Let $(X, \mu)$ be a measure space. Let $X = A_1 \cup\cdots\cup A_k (A_i \cap A_j = \emptyset$ for $i \neq j)$, where each $A_i$ is measurable. We say $\pi = \{A_1,\dots,A_k\}$ is a finite measurable partition of $X$. We denote by $\mathfrak{P}$ the set of such partitions of $X$. Let $f\colon X \rightarrow [0, \infty]$ be a measurable function on $X$. Let $\pi = \{A_1,\dots,A_k\} \in \mathfrak{P}$. Let $a_i = \inf\{f(x); x \in A_i\}$. Let $b_i = \sup\{f(x); x \in A_i\}$.

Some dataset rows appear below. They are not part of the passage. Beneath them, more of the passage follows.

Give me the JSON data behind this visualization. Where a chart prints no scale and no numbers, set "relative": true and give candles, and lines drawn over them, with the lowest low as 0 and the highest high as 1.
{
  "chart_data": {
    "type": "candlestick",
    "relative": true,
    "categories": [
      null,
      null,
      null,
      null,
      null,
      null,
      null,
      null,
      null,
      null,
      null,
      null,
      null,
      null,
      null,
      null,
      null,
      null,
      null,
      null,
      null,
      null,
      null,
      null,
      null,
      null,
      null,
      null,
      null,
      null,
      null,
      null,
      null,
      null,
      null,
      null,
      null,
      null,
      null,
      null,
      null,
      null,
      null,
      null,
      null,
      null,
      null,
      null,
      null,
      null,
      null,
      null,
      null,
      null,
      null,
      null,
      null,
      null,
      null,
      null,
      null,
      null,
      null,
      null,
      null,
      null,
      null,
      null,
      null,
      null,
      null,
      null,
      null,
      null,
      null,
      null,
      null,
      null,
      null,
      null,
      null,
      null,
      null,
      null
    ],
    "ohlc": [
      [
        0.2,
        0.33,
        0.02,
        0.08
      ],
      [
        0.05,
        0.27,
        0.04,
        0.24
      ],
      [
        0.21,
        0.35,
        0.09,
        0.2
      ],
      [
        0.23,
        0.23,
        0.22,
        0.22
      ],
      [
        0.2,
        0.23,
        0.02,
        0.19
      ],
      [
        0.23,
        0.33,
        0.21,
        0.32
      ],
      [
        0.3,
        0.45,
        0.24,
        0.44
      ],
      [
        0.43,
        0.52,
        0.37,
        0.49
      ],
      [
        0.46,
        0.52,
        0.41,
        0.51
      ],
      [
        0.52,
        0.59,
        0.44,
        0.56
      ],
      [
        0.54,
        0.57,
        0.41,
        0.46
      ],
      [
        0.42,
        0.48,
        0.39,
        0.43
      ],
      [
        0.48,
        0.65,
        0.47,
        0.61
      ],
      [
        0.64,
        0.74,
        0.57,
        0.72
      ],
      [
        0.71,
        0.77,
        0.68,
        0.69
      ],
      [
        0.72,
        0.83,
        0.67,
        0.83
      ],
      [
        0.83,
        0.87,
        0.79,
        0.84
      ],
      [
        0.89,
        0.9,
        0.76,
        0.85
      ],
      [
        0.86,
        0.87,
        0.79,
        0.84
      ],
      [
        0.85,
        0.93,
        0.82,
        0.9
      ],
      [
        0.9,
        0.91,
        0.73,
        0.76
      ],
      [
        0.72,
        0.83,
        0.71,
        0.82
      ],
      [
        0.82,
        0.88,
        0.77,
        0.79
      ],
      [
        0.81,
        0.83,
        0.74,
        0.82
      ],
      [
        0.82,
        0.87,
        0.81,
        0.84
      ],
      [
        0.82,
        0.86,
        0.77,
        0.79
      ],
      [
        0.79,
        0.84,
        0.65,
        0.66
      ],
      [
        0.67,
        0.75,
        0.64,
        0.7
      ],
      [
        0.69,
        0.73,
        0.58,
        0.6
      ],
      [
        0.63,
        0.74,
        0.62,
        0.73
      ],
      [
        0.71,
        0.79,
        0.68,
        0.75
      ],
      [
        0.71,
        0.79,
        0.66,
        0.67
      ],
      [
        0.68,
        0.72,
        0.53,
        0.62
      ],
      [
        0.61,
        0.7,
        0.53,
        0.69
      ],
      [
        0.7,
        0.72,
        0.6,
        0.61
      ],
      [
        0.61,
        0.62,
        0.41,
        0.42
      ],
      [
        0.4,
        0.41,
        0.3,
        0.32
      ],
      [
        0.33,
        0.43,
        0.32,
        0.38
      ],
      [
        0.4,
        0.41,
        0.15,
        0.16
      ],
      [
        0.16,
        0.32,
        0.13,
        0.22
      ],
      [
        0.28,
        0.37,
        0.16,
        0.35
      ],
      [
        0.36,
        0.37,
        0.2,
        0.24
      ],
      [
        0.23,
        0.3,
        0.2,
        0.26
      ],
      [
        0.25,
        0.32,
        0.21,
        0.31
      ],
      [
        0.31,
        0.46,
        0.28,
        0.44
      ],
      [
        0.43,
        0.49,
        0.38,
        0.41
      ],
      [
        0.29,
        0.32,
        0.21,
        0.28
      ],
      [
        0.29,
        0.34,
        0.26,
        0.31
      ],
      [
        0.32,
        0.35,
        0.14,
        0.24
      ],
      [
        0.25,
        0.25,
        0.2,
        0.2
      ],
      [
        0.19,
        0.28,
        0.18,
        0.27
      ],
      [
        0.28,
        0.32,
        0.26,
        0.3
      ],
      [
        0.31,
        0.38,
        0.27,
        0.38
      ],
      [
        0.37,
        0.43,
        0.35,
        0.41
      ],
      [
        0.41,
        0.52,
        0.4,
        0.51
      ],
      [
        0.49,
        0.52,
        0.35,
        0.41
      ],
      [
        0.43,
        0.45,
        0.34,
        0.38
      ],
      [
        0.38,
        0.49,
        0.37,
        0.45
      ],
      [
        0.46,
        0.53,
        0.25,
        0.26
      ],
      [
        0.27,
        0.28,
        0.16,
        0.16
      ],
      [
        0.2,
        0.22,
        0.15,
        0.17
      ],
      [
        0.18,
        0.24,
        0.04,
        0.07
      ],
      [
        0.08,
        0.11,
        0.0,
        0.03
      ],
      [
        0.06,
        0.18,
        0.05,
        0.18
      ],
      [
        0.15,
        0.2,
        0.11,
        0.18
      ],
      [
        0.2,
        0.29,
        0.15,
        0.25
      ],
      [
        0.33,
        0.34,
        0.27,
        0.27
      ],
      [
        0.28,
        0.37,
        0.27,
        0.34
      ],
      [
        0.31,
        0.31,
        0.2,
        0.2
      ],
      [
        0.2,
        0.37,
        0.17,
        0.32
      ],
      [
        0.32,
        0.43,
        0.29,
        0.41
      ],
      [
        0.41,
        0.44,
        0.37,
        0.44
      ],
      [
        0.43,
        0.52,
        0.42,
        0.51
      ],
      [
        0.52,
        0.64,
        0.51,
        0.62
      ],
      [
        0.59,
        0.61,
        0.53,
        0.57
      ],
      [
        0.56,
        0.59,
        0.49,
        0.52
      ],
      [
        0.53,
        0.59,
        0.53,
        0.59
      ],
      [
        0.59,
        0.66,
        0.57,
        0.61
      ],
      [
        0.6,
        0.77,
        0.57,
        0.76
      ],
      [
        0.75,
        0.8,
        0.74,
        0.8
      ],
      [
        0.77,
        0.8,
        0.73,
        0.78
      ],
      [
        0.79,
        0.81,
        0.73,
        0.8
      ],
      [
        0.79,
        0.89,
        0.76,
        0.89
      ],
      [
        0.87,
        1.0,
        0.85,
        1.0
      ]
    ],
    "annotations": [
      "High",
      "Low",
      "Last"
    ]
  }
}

We denote $\sum_i a_i\mu(A_i)$ by $\xi(f,\pi)$.
We denote $\sum_i b_i\mu(A_i)$ by $\Xi(f,\pi)$.
We denote $\sup\{\xi(f,\pi); \pi \in \mathfrak{P}\}$ by $\xi(f)$.
We denote $\inf\{\Xi(f,\pi); \pi \in \mathfrak{P}\}$ by $\Xi(f)$.
Is the following proposition true? If yes, how would you prove this?
Proposition
(1) $\xi(f) = \int_X f d\mu$.
(2) If $0 \le f \le M$, where $M$ is a constant such that $0 < M < \infty$, Then $\Xi(f) = \int_X f d\mu$.